Stumpf Is Out At Wells Fargo

Given the sum total of recent events, it is not terribly surprising that John Stumpf has announced his resignation as chairman and CEO of Well Fargo bank.  There are some situations that are immune to spin — and in the wake of the very public disclosure of a scandal that saw Wells’ employees ginning up millions of phony accounts for actual customers whose personal data they abused — it seems John Stumpf found himself in one of them.

But given the scandal and the tidal wave of trouble that has come with it, the news that John Stumpf will be stepping down from both his roles at the nation’s third-largest U.S. bank by assets — effective immediately — is no surprise. Stumpf’s role will be filled for the time being by President and Chief Operating Officer Timothy J. Sloan, who was widely seen as his heir apparent.

And Stumpf will not be jumping from Wells Fargo with a parachute — golden or otherwise — as he will not be receiving a severance package. That follows the board’s previous choice to strip Stumpf of $41 million in unvested equity — one of the largest forfeitures of pay by a bank head ever.  However, before you run out and start that Kickstarter to make sure John Stumpf can buy groceries, be aware that he will still retire with the tens of millions of dollars paid to him over his 35-year-career at Wells Fargo.

According to an estimate by Mark Reilly, a managing director at human-resources consultancy Overture Group LLC., Mr. Stumpf will walk away with total compensation during his years at Wells Fargo valued at about $120 million.

But Stumpf’s forced retirement from the bank where he has spent nearly the entirety of his career may feel like something of a slice of blessed peace for the embattled former CEO.  After several years of finding ways to disagree over everything, Democrats and Republicans found that their mutual desire to see Mr. Stumpf fired was finally reason enough to reach across the aisle in brotherhood. Both of Stumpf’s Capital Hill grillings were fairly brutal — in addition to the frequent calls for his resignation, there were also wide accusations of incompetence, criminality and feckless disregard for both employees and consumers.  One senator even called him “gutless.”

The bank also faces numerous federal and state inquiries into its sales practices issues, including from the Justice Department.

The fall of the House of Stumpf from the helm of Wells Fargo is something of a stunner — especially given that a little under a decade ago, early in Stumpf’s tenure as CEO, Wells Fargo was one of the few banks to pass through the financial crisis largely unscathed.  “Big banks,” were hated and mistrusted — but despite its size, Wells Fargo managed to escape the hate through its reputation as a reliable main street lender.

However, after being fined $185 million for creating 2.5 million fake accounts and the subsequent revelation that the bank had fired 5,300 employees over a five-year period for improper behavior, the microscope was on Wells Fargo and its sales culture — and the view was less than pretty to anyone who looked.

With Stumpf officially out — the bank’s lead independent director, Stephen Sanger, will become chairman, the bank said. Elizabeth Duke, a current director and former Federal Reserve governor, will become vice chairman.

According to internal reports, Stumpf officially announced his decision to retire in a letter yesterday (Oct. 12). The letter confirmed that Stumpf will sell none of the shares in the bank he owns until the conclusion of an independent investigation. Those shares may or may not be liable to a “clawback” depending on the results of an internal investigation. That could include an additional $24 million being returned.

Internal reports also noted that the board did not attempt to persuade him to stay — and instead moved rapidly to vote for next steps which involved quickly splitting the CEO and chairman of the board roles. Wells Fargo is only the second big U.S. bank to take this step — Citigroup Inc., being the first. It will also return Wells Fargo to the arrangement in place when Mr. Stumpf first became CEO.

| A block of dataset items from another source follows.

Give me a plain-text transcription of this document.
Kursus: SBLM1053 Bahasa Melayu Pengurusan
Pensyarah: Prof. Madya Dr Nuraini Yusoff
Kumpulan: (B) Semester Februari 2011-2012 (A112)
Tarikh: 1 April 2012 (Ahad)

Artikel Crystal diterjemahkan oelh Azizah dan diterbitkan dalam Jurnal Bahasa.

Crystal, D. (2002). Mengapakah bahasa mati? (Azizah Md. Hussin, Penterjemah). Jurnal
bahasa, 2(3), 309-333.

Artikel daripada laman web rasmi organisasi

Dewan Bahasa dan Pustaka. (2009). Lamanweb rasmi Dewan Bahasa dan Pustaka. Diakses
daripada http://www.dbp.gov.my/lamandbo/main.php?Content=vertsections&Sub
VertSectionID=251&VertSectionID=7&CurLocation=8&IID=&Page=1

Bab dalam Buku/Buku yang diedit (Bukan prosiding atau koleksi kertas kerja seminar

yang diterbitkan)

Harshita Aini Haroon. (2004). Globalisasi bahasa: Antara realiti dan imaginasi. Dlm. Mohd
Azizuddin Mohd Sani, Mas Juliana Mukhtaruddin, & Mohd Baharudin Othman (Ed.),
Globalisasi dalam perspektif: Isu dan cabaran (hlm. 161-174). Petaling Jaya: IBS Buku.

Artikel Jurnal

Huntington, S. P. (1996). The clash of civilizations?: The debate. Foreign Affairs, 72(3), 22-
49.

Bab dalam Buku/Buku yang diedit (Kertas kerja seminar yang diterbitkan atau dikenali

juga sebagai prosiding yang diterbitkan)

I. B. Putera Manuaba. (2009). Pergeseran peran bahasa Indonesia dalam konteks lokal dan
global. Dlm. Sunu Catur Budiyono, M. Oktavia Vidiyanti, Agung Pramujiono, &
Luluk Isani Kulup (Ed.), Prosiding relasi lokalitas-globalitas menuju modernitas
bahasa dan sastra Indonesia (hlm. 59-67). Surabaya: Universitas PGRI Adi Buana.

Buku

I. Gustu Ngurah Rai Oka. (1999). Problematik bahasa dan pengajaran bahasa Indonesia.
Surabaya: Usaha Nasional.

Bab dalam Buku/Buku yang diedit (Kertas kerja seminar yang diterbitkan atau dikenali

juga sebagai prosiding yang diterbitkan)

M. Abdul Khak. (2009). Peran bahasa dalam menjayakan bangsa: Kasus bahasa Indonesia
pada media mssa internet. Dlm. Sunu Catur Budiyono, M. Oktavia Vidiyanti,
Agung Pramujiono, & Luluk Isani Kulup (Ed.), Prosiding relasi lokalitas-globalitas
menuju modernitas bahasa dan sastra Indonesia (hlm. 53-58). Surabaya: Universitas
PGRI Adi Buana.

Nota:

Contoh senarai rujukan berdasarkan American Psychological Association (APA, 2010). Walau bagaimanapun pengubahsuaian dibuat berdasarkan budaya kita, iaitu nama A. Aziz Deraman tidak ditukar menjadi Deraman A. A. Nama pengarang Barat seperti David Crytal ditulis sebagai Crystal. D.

According to an interview with Mr. Sloan after the bank’s announcement, Sloan noted that Stumpf had told him of his intention to retire a few days before. He also noted Mr. Stumpf’s decision was “the best thing for the company…to pivot in a new direction” and that Mr. Stumpf had said he was “becoming a bit of a distraction.”

Sloan further told reporters about his intentions to be “very focused” on addressing customers’ concerns, remediating customers who were improperly charged fees and ensuring the bank has the right products and services available to them. His background is in commercial and investment banking — as opposed to Mr. Stumpf, who spent nearly the entirety of his career in retail.